The Braves’ biggest problem — as it has been in so many seasons — is finding consistency. For every five or six-game winning streak that the team rattles off, a 1-5 stretch seems like it’s right around the corner. The inconsistency even appears at the individual level, with Freeman looking like an MVP one week and a mediocre hitter the next. The same has gone for pitchers like Aaron Harang and Ervin Santana, who are just as likely to pitch a shutout as they are to have the bullpen warming up in the first few innings.
And therein lies the Braves’ biggest hurdle between making a run at a World Series and merely settling for another playoff appearance. Atlanta’s starters should provide enough pitching to get through their relatively weak division, but would be heavy underdogs against the likes of the Los Angeles Dodgers’ rotation.
The bats will continue to launch enough home runs and come up with enough clutch hits to outscore rivals like the Phillies, Mets and Marlins, but teams like St. Louis and Milwaukee can keep up with anyone offensively.
The Braves boast one of the most untouchable closers in the game in Kimbrel, but the rest of the bullpen — that same bullpen that blew a lead and the season in last year’s playoffs — remains a big question mark.
So where does that leave the Braves’ hopes?
Right now, it seems like Atlanta is the exact same squad from 2013. Some of the faces have changed. Some of the fellow contenders in the playoff chase may be different, but the end result is looking like it might not change for the Braves.
They’re good at just about everything, yet great at very little.Seems like the recipe for another sad — and short — October.
Now, that’s not to say that the Braves can’t do something to improve their chances. But the problem is that they don’t have a ton of ways to do it.
Trading for an ace starter would give Atlanta its best chance to get through the divisional round. The trick is finding one of those aces.
David Price of Tampa Bay is available for the right price. The problem is that the price may be too much for the Braves. Even if they could put together the prospects to trade for Price, he will be a free agent following this season and — with long term deals given to Kimbrel, Freeman, Heyward, and Julio Teheran this spring — there wouldn’t be enough money left to keep him.

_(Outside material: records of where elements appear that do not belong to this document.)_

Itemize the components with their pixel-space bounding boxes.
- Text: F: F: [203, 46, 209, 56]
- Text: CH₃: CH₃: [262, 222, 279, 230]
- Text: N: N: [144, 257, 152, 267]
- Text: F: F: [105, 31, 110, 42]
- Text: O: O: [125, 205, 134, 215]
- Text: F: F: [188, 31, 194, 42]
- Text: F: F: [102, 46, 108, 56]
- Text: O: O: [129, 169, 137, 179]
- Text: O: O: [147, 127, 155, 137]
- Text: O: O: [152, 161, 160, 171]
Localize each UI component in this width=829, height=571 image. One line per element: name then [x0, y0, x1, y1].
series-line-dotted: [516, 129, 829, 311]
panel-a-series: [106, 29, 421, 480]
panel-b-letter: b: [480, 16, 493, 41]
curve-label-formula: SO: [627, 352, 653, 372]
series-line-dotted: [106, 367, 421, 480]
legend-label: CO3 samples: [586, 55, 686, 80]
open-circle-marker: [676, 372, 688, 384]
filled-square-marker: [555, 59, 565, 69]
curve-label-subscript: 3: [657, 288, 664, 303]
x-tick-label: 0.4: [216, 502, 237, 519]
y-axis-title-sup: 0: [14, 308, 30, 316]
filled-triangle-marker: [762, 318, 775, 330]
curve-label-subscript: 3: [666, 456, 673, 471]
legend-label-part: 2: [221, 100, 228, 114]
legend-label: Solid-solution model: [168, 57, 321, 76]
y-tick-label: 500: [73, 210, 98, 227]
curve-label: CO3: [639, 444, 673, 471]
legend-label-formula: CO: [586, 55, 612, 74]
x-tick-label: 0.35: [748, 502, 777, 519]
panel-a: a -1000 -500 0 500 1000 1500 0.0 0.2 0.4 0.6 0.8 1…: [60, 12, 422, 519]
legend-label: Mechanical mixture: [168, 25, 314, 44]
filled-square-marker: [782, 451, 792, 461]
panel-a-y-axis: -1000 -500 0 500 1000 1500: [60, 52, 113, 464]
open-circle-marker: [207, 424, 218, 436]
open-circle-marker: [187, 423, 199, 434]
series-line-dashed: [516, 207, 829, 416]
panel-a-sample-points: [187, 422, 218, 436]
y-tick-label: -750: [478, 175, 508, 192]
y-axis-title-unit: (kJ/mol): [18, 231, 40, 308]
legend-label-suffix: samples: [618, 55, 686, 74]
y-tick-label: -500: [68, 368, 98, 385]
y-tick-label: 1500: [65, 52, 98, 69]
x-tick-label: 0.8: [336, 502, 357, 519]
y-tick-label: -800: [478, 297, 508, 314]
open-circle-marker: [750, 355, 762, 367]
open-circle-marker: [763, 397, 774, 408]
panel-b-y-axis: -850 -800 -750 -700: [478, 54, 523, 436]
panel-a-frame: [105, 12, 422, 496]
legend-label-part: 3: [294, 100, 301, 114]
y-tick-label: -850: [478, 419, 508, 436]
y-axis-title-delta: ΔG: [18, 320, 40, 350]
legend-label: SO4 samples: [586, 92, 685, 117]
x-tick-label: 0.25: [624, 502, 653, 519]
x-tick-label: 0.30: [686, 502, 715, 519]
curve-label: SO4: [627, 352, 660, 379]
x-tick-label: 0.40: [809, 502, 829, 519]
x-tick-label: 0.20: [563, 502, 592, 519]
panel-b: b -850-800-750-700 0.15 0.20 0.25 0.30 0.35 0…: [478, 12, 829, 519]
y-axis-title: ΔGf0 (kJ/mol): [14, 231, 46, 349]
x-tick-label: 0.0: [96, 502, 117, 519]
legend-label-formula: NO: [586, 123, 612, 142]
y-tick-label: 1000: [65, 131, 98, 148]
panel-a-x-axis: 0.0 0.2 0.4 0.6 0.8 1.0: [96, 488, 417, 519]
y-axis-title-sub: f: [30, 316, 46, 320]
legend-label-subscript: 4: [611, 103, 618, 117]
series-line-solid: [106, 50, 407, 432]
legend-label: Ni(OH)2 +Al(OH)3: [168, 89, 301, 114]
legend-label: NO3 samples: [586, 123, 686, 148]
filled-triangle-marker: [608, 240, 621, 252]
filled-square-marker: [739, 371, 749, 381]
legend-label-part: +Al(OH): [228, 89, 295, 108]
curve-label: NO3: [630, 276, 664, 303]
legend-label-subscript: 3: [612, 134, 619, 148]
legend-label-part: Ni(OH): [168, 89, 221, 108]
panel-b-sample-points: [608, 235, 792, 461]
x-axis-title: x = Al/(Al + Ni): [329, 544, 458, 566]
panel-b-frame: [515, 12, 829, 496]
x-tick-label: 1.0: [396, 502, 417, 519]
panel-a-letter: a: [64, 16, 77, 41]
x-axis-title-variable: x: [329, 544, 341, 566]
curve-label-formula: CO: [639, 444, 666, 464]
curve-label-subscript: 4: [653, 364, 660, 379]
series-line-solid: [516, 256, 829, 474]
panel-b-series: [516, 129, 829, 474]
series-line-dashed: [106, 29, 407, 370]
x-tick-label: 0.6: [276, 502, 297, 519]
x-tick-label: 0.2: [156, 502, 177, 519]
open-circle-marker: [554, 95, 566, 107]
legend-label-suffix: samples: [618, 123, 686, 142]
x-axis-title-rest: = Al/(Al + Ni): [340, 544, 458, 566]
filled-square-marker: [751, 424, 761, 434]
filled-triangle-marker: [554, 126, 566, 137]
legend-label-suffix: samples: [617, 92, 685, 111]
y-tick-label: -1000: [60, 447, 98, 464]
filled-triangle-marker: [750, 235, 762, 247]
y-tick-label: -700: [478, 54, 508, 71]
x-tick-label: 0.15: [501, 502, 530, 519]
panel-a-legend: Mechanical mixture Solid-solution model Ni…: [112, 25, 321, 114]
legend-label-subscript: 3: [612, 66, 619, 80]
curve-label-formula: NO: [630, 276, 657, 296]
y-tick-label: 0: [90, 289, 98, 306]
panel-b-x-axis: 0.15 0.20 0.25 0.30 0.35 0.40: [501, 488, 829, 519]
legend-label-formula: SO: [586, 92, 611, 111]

Cliff Lee and Cole Hamels might be available, but both currently play for the division rival Phillies and Philadelphia would likely look elsewhere for trades rather than facing the possibility of their top pitchers facing them a few times each year.
All of those shiny new contracts dealt out in the spring also leave the Braves a bit stuck in terms of moving position players. None of the newly extended players are going anywhere and bad contract have others stuck on the roster.
Of course, there’s always the option of just playing better, right?
That’s easier said than done, but simply getting more production out of the current roster is likely Atlanta’s best bet to make a playoff run.
It’s already down to a two-horse race in the N.L. East, but Washington is healthy this year and will likely battle the Braves all the way down to the wire.
The key will be winning the division and staying out of the dreaded Wild Card game. The one-game playoff is treacherous enough in that anything can happen in one game of baseball, but it would be a deathblow for the Braves, who — if they got through it — would likely be down one of their best starters while taking on the brutal rotation of the Cardinals or Dodgers.
But hey, anything can happen. That’s why they play the games. We’re just now entering the dog days of summer.
For a team like the Braves who are enjoying current success, but thirsty for more, things will only get hotter from here.